Wie klappt es eigentlich mit dem digitalen Fernunterricht? Ein Lehrerinterview

Die Corona-Pandemie hat nicht nur unser Privatleben verändert, sondern auch das Schulleben. Seit dem 16. März 2020 wurden die Schulen geschlossen, nun heißt es Homeschooling, oder Fernunterricht mit digitalen Mitteln! Die Schülerinnen und Schüler werden im digitalen Klassenzimmer unterrichtet und lernen so auch eigenständig zuhause weiter.

An unserer Schule findet Unterricht – neben der virtuellen Plattform SchulCommSy – online über BigBlueButton statt. Dieses Webkonferenzsystem ermöglicht uns die gemeinsame Nutzung von Audio, Video, Folien, Whiteboard, Chats und Bildschirm in unserer jetzigen Situation. In einem Interview erzählten uns unsere Lehrkräfte Herr Ratzek (Deutsch & Philosophie) und Frau Staeck (Deutsch & Englisch), welche Erfahrungen sie bereits mit dem Online-Unterricht machen konnten.

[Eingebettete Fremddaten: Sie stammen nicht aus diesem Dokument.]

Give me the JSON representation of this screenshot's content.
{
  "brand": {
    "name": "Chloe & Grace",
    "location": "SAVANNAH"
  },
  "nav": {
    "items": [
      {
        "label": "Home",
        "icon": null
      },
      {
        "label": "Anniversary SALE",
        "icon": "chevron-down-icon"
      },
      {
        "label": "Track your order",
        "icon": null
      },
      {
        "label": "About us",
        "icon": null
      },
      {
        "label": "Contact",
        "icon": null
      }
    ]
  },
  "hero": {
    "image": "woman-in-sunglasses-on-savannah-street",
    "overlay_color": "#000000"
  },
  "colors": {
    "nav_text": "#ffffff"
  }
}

Online unterrichten kann Vorteile haben.

1. Wie kommen Sie mit dem Online-Unterricht klar?   
Rz: „Ich denke, dass ich mich in das Programm für das Online-Unterrichten einigermaßen eingearbeitet habe. Ist die Klasse diszipliniert, kommt auch so etwas wie Diskussion zustande. Wichtig wäre eine ehrliche Rückmeldung durch Teilnehmer.“

Sk: „Mittlerweile komme ich ganz gut klar, aber die Einarbeitung in SchulCommSy war nicht so ganz einfach. Vor BigBlueButton-Konferenzen bin ich ehrlich gesagt immer noch ein bisschen aufgeregt, weil ich nie weiß, ob alle da sind und ob bei allen die Technik funktioniert – und ob ich im richtigen Moment die richtige Funktion finde!“

2. Gibt es Vorteile am digitalen Lernen?
Rz: „Vorteile gibt es schon! Insgesamt fasst man sich kürzer und prägnanter als im Unterricht! Bis jetzt haben meine Sitzungen nicht länger als 30 Minuten gedauert.“

Sk: „Wenn Schüler*innen Texte hochladen, kann ich viel gezielter und genauer Rückmeldung geben. Das geht im „normalen“ Unterricht nicht so ausführlich. Und es ist auch witzig, Teilnehmer in einer Online-Konferenz „stumm“ schalten zu können. : ). “

3. Entstehen viele Nachteile durch das Homeschooling?
Rz: „Homeschooling ist der falsche Ausdruck. Ich sage lieber Fernunterricht! Sicherlich hat das Nachteile, denn nicht alle Eltern sind so ausgestattet, dass man problemlos die Aufgaben jeweils ins Haus bekommt. Ich denke, dass soziale und kognitive Unterschiede, die es schon immer gibt und gab, durch diese Situation nur noch verstärkt werden. Hier muss das Schulsystem Wege erschließen, damit eine kleine Anzahl von Schülern nicht benachteiligt wird.“

Sk: „Zu Hause lernen kommt nicht jedem entgegen. Die Voraussetzungen sind da zu unterschiedlich. Das fängt bei der Technik an: Gibt es einen PC zu Hause? Kann der für das Homeschooling genutzt werden? Gibt es einen Drucker? Weiter geht es mit der Organisation zu Hause: Haben die Kinder Ruhe zum Lernen? Kann jemand helfen, wenn es Probleme gibt? Und man darf auch nicht vergessen, dass so viel Selbstverantwortung eine Belastung sein kann. Wie teile ich mir meinen Tag ein, wenn ich nicht um 7:50 Uhr in der Schule sein muss? Schaffe ich es, zu einer bestimmten Zeit aufzustehen, wenn es keine festen Termine gibt? Daran scheitern ja schon Erwachsene! Das alles lässt sich meiner Meinung nach zusammenfassen: Kinder, die zu Hause schon immer Unterstützung erfahren haben, werden das besser hinkriegen als Kinder, die in schwierigeren Verhältnissen aufwachsen.“

Die Klassenzimmer stehen seit Wochen weitgehend leer – gelernt wird zu Hause.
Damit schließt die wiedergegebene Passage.